Instructions
This guide teaches you how to write instructions for AI coding assistants using the canonical AGLOOM.md format.
What Are Instructions
Instructions are AGLOOM.md files placed in your project root or any subdirectory. They contain project-level guidance for AI coding assistants — your stack, conventions, boundaries, and workflow preferences.
When you run agloom transpile, Agloom discovers all AGLOOM.md files and transforms each one into agent-specific instruction files (CLAUDE.md, AGENTS.md, GEMINI.md, etc.) at the same relative path, based on your configured adapters.
Basic Instructions
Start by creating a simple AGLOOM.md with content that applies to all agents:
# My Project
## Stack
TypeScript, React, PostgreSQL.
## Conventions
- Use functional components with hooks.
- All API calls go through the `api/` directory.
- Write unit tests for business logic.
## Boundaries
- Never modify database migrations directly — use the migration generator.
- Never commit `.env` files.
Everything in this file (outside of agent-specific blocks) is included in the output for every adapter.
Agent-Specific Blocks
Sometimes you need instructions that apply only to a particular tool. Use HTML comment tags to define agent-specific sections:
# My Project
All agents see this content.
<!-- agent:claude -->
Use the `Grep` and `Glob` tools for code search instead of shelling out to `grep`/`find`. Run shell commands only when no dedicated tool exists.
<!-- /agent:claude -->
<!-- agent:agentsmd -->
Use the file search and read tools provided by your environment. Always read a file before editing it.
<!-- /agent:agentsmd -->
This content is also visible to all agents.
When transpiling for Claude, the agentsmd block is removed and the claude block content is included (without the comment tags). When transpiling for AGENTS.md, the reverse happens.
Valid Agent IDs
Only agents that have their own instruction file format can be used in agent-specific blocks:
| Agent ID | Instruction file | Can use in blocks |
|---|---|---|
claude | CLAUDE.md | Yes |
agentsmd | AGENTS.md | Yes |
gemini | GEMINI.md | Yes |
opencode | (none) | No |
kilocode | (none) | No |
codex | (none) | No |
opencode, kilocode, and codex do not have their own instruction file format — they use AGENTS.md (generated by the agentsmd adapter). To write content specific to these tools, use <!-- agent:agentsmd --> blocks.
Using an invalid agent ID in a block (e.g., <!-- agent:opencode -->) will cause a transpilation error.
Multiple Instruction Files
Agloom supports instruction files in subdirectories. If you place an AGLOOM.md in a subdirectory (e.g., src/AGLOOM.md), it will be transpiled to the corresponding location (e.g., src/CLAUDE.md for the Claude adapter).

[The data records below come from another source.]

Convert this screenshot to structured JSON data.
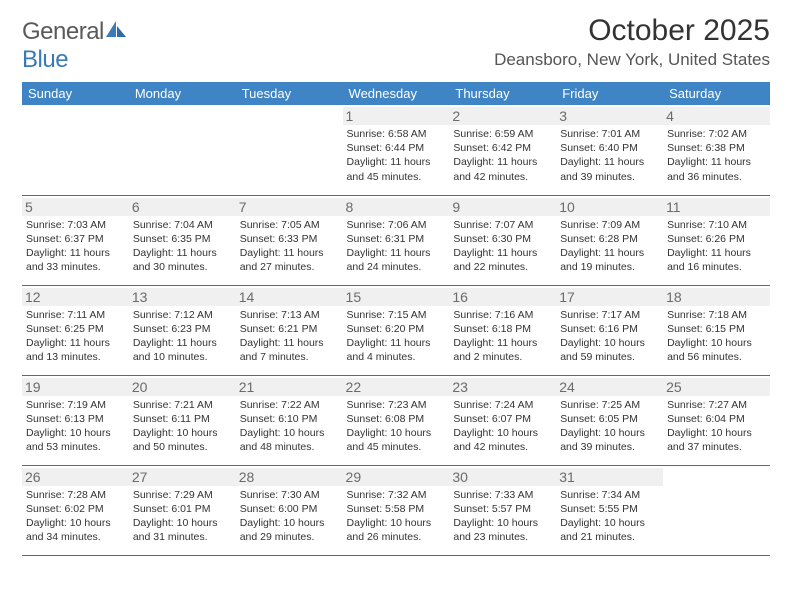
{
  "logo": {
    "general": "General",
    "blue": "Blue"
  },
  "title": "October 2025",
  "location": "Deansboro, New York, United States",
  "colors": {
    "header_bg": "#3f84c4",
    "header_fg": "#ffffff",
    "border": "#3f6f9e",
    "daynum_bg": "#f0f0f0",
    "logo_blue": "#3a7ab8"
  },
  "dayHeaders": [
    "Sunday",
    "Monday",
    "Tuesday",
    "Wednesday",
    "Thursday",
    "Friday",
    "Saturday"
  ],
  "weeks": [
    [
      {
        "n": "",
        "lines": []
      },
      {
        "n": "",
        "lines": []
      },
      {
        "n": "",
        "lines": []
      },
      {
        "n": "1",
        "lines": [
          "Sunrise: 6:58 AM",
          "Sunset: 6:44 PM",
          "Daylight: 11 hours and 45 minutes."
        ]
      },
      {
        "n": "2",
        "lines": [
          "Sunrise: 6:59 AM",
          "Sunset: 6:42 PM",
          "Daylight: 11 hours and 42 minutes."
        ]
      },
      {
        "n": "3",
        "lines": [
          "Sunrise: 7:01 AM",
          "Sunset: 6:40 PM",
          "Daylight: 11 hours and 39 minutes."
        ]
      },
      {
        "n": "4",
        "lines": [
          "Sunrise: 7:02 AM",
          "Sunset: 6:38 PM",
          "Daylight: 11 hours and 36 minutes."
        ]
      }
    ],
    [
      {
        "n": "5",
        "lines": [
          "Sunrise: 7:03 AM",
          "Sunset: 6:37 PM",
          "Daylight: 11 hours and 33 minutes."
        ]
      },
      {
        "n": "6",
        "lines": [
          "Sunrise: 7:04 AM",
          "Sunset: 6:35 PM",
          "Daylight: 11 hours and 30 minutes."
        ]
      },
      {
        "n": "7",
        "lines": [
          "Sunrise: 7:05 AM",
          "Sunset: 6:33 PM",
          "Daylight: 11 hours and 27 minutes."
        ]
      },
      {
        "n": "8",
        "lines": [
          "Sunrise: 7:06 AM",
          "Sunset: 6:31 PM",
          "Daylight: 11 hours and 24 minutes."
        ]
      },
      {
        "n": "9",
        "lines": [
          "Sunrise: 7:07 AM",
          "Sunset: 6:30 PM",
          "Daylight: 11 hours and 22 minutes."
        ]
      },
      {
        "n": "10",
        "lines": [
          "Sunrise: 7:09 AM",
          "Sunset: 6:28 PM",
          "Daylight: 11 hours and 19 minutes."
        ]
      },
      {
        "n": "11",
        "lines": [
          "Sunrise: 7:10 AM",
          "Sunset: 6:26 PM",
          "Daylight: 11 hours and 16 minutes."
        ]
      }
    ],
    [
      {
        "n": "12",
        "lines": [
          "Sunrise: 7:11 AM",
          "Sunset: 6:25 PM",
          "Daylight: 11 hours and 13 minutes."
        ]
      },
      {
        "n": "13",
        "lines": [
          "Sunrise: 7:12 AM",
          "Sunset: 6:23 PM",
          "Daylight: 11 hours and 10 minutes."
        ]
      },
      {
        "n": "14",
        "lines": [
          "Sunrise: 7:13 AM",
          "Sunset: 6:21 PM",
          "Daylight: 11 hours and 7 minutes."
        ]
      },
      {
        "n": "15",
        "lines": [
          "Sunrise: 7:15 AM",
          "Sunset: 6:20 PM",
          "Daylight: 11 hours and 4 minutes."
        ]
      },
      {
        "n": "16",
        "lines": [
          "Sunrise: 7:16 AM",
          "Sunset: 6:18 PM",
          "Daylight: 11 hours and 2 minutes."
        ]
      },
      {
        "n": "17",
        "lines": [
          "Sunrise: 7:17 AM",
          "Sunset: 6:16 PM",
          "Daylight: 10 hours and 59 minutes."
        ]
      },
      {
        "n": "18",
        "lines": [
          "Sunrise: 7:18 AM",
          "Sunset: 6:15 PM",
          "Daylight: 10 hours and 56 minutes."
        ]
      }
    ],
    [
      {
        "n": "19",
        "lines": [
          "Sunrise: 7:19 AM",
          "Sunset: 6:13 PM",
          "Daylight: 10 hours and 53 minutes."
        ]
      },
      {
        "n": "20",
        "lines": [
          "Sunrise: 7:21 AM",
          "Sunset: 6:11 PM",
          "Daylight: 10 hours and 50 minutes."
        ]
      },
      {
        "n": "21",
        "lines": [
          "Sunrise: 7:22 AM",
          "Sunset: 6:10 PM",
          "Daylight: 10 hours and 48 minutes."
        ]
      },
      {
        "n": "22",
        "lines": [
          "Sunrise: 7:23 AM",
          "Sunset: 6:08 PM",
          "Daylight: 10 hours and 45 minutes."
        ]
      },
      {
        "n": "23",
        "lines": [
          "Sunrise: 7:24 AM",
          "Sunset: 6:07 PM",
          "Daylight: 10 hours and 42 minutes."
        ]
      },
      {
        "n": "24",
        "lines": [
          "Sunrise: 7:25 AM",
          "Sunset: 6:05 PM",
          "Daylight: 10 hours and 39 minutes."
        ]
      },
      {
        "n": "25",
        "lines": [
          "Sunrise: 7:27 AM",
          "Sunset: 6:04 PM",
          "Daylight: 10 hours and 37 minutes."
        ]
      }
    ],
    [
      {
        "n": "26",
        "lines": [
          "Sunrise: 7:28 AM",
          "Sunset: 6:02 PM",
          "Daylight: 10 hours and 34 minutes."
        ]
      },
      {
        "n": "27",
        "lines": [
          "Sunrise: 7:29 AM",
          "Sunset: 6:01 PM",
          "Daylight: 10 hours and 31 minutes."
        ]
      },
      {
        "n": "28",
        "lines": [
          "Sunrise: 7:30 AM",
          "Sunset: 6:00 PM",
          "Daylight: 10 hours and 29 minutes."
        ]
      },
      {
        "n": "29",
        "lines": [
          "Sunrise: 7:32 AM",
          "Sunset: 5:58 PM",
          "Daylight: 10 hours and 26 minutes."
        ]
      },
      {
        "n": "30",
        "lines": [
          "Sunrise: 7:33 AM",
          "Sunset: 5:57 PM",
          "Daylight: 10 hours and 23 minutes."
        ]
      },
      {
        "n": "31",
        "lines": [
          "Sunrise: 7:34 AM",
          "Sunset: 5:55 PM",
          "Daylight: 10 hours and 21 minutes."
        ]
      },
      {
        "n": "",
        "lines": []
      }
    ]
  ]
}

This lets you provide directory-level instructions that agents pick up when working in specific parts of your codebase.
Example
Here is a complete AGLOOM.md with shared and agent-specific sections.
---
description: Main project instructions
---
# My Web App
## Stack
TypeScript, Next.js 14, Prisma, PostgreSQL.
## Commands
- Build: `pnpm run build`
- Test: `pnpm run test`
- Lint: `pnpm run lint`
## Conventions
- Use server components by default.
- Client components must have the `"use client"` directive.
- All database queries go through Prisma — never write raw SQL.
- Tests live next to source as `*.spec.ts`, not in a separate `__tests__` tree.
<!-- agent:claude -->
## Claude Code workflow
- For non-trivial features, draft a plan with the `ExitPlanMode` tool before writing code. The plan must list the files you intend to touch.
- Track multi-step work with `TaskCreate` / `TaskUpdate`. Mark each task completed as you finish it, not in batches at the end.
- For independent investigations (e.g. "is X used anywhere?"), spawn the`Explore` subagent in parallel rather than running searches sequentially in the main thread.
- Prefer dedicated tools over Bash: `Read` over `cat`, `Grep` over `grep`, `Glob` over `find`, `Edit` over `sed`.
<!-- /agent:claude -->
<!-- agent:agentsmd -->
## AGENTS.md workflow
- Read the relevant file fully before editing it; do not patch based on a partial view.
- After every meaningful change, run `pnpm run test` and address failures before moving on.
- For multi-file changes, write a short outline of the planned edits at the top of your response so the user can interrupt early if the direction is wrong.
<!-- /agent:agentsmd -->
## Boundaries
- Never modify files in `generated/` — they are produced by `prisma generate`.
- Never skip TypeScript strict mode or use `// @ts-ignore`.
- Never commit `.env*` files; use `.env.example` for documenting variables.
The YAML frontmatter is optional. If present, it can contain an override block for adapter-specific frontmatter fields. See reference/transpilers for details on frontmatter overrides.